Mitigation

Definition:

Mitigation is the pragmatic process of softening or reducing the force of a speech act — making an assertion, request, criticism, refusal, or directive less direct, less imposing, or less face-threatening. Speakers mitigate utterances to preserve social relationships, acknowledge the listener’s autonomy, signal politeness, or express appropriate epistemic humility. Mitigation strategies include hedging (I think, possibly), grounders (giving reasons), preparatory expressions (If you have time, When you get a chance), and alternative frames (I was wondering if…). Mitigation is the counterpart of aggravation (intensification), which increases the force of a speech act.


Mitigation Devices

Lexical mitigation:

  • Modal verbs: could, might, would — reduce certainty and directness
  • Downtoners: a little, slightly, somewhat, just
  • Shields: I think, I believe, I suspect, it seems

Syntactic mitigation:

  • Interrogatives for directives: Could you…? Would you mind…?
  • Conditionals: If it’s possible, would you…?
  • Embedded imperatives: I was wondering if you might be able to…

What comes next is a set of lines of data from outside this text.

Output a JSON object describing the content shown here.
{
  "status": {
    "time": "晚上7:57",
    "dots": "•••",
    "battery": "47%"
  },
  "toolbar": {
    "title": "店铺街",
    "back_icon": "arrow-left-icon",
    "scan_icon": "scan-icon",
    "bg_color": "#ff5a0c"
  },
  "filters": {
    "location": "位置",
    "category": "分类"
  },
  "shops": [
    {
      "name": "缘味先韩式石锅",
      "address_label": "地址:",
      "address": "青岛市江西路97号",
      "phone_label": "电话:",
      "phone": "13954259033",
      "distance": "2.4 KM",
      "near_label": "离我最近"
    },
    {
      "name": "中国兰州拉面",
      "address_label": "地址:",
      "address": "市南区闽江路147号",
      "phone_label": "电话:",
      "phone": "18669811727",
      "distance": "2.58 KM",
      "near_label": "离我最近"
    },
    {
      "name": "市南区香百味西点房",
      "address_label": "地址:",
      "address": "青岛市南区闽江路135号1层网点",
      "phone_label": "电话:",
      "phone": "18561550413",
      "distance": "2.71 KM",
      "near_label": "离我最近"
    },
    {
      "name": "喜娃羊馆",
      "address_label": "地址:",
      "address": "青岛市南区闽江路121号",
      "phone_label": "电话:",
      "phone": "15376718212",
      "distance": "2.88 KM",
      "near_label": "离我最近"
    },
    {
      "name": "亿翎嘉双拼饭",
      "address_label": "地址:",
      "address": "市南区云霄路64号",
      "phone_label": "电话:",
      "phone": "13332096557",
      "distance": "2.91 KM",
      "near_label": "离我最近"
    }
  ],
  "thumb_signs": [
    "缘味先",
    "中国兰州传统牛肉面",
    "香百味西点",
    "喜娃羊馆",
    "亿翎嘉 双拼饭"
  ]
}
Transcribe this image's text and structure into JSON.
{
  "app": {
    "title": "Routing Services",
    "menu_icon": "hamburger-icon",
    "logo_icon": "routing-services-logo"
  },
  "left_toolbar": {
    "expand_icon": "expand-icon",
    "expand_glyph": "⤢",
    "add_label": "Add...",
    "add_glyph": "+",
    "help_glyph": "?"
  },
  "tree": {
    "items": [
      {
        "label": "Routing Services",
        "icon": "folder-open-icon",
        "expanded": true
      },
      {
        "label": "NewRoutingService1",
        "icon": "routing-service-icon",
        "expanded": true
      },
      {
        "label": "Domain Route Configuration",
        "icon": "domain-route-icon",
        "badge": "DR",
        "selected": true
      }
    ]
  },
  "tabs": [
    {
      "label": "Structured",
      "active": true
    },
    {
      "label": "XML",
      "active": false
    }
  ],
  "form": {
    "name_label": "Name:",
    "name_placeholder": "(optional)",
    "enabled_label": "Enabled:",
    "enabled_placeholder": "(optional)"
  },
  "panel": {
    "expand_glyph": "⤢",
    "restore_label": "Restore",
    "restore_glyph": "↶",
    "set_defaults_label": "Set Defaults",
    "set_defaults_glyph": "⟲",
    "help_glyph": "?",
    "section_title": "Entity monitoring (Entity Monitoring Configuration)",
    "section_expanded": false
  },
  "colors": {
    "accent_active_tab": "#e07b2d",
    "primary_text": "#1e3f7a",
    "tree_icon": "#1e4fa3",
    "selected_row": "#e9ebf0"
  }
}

Discourse-level mitigation:

  • Grounders: Providing reasons that explain or justify the request (I’m late for a meeting — could you help quickly?)
  • Preparators: Seeking advance permission or checking availability before the main request
  • Disarmers: Anticipating and preemptively dismissing objections (I know you’re busy, but…)

Mitigation vs. Hedging

  • Mitigation is the broader pragmatic category of face-softening
  • Hedging is a specific type of mitigation focused on epistemic softening (uncertainty, tentativeness of belief)
  • Hedging is a subtype of mitigation; not all mitigation is hedging

Mitigation in Context

Mitigation is context-sensitive:

  • In intimate relationships (friends, family), direct requests require less mitigation
  • In formal/hierarchical contexts (employee ? supervisor), more mitigation is expected
  • Cultural norms govern default levels: some cultures expect more mitigation in professional contexts; others favor directness as a sign of respect

Mitigation of criticism:

Negative feedback and criticism are frequently mitigated to preserve the relationship:

  • This is wrong ? I think this section might be worth revisiting (heavily mitigated)
  • Unmitigated criticism is typically reserved for close relationships or high urgency

L2 Mitigation

L2 learners frequently under-mitigate — producing more direct utterances than native speakers in equivalent situations:

  • Limited L2 pragmatic repertoire means learners default to simpler, more direct structures
  • L1 transfer: learners from more direct pragmatic cultures may under-mitigate in L2 English contexts
  • Research shows explicit mitigation instruction improves L2 learner production

History

Mitigation as a theoretical construct appears in Fraser (1980) and was developed in the context of face theory (Brown & Levinson, 1987) and politeness frameworks. It has been central to interlanguage pragmatics research since the 1990s.

Common Misconceptions

  • “Mitigation = being indirect” — Mitigation is broader; mitigated speech can still be relatively direct grammatically
  • “Strong mitigation is always the right choice” — Over-mitigation can obscure communicative intent, appear evasive, or feel inauthentic; calibration to context is the goal

Criticisms

  • The mental state/intentionality behind mitigation is difficult to operationalize; corpus measures of mitigation forms may not perfectly reflect pragmatic intent
  • Some approaches conflate mitigation with face-work in ways that reduce analytical precision

Social Media Sentiment

Mitigation is relevant to many popular discussions of “how to give feedback nicely” and “office English” — the pragmatics of softened professional communication is a popular topic in language learning and professional development content. Last updated: 2026-04

Practical Application

  • Teach a repertoire of mitigation devices appropriate to different social contexts and speech acts in the target language
  • Role-play scenarios requiring feedback, refusals, and requests in high-stakes professional settings to practice calibrated mitigation

Related Terms

See Also

Research

  • Fraser, B. (1980). Conversational mitigation. Journal of Pragmatics, 4(4), 341–350. — Foundational analysis of mitigation as a pragmatic concept.
  • Brown, P., & Levinson, S. (1987). Politeness: Some Universals in Language Usage. Cambridge University Press. — Face-based framework underpinning why mitigation is used.
  • Blum-Kulka, S., House, J., & Kasper, G. (1989). Cross-Cultural Pragmatics. Ablex. — Cross-cultural data on mitigation in requests.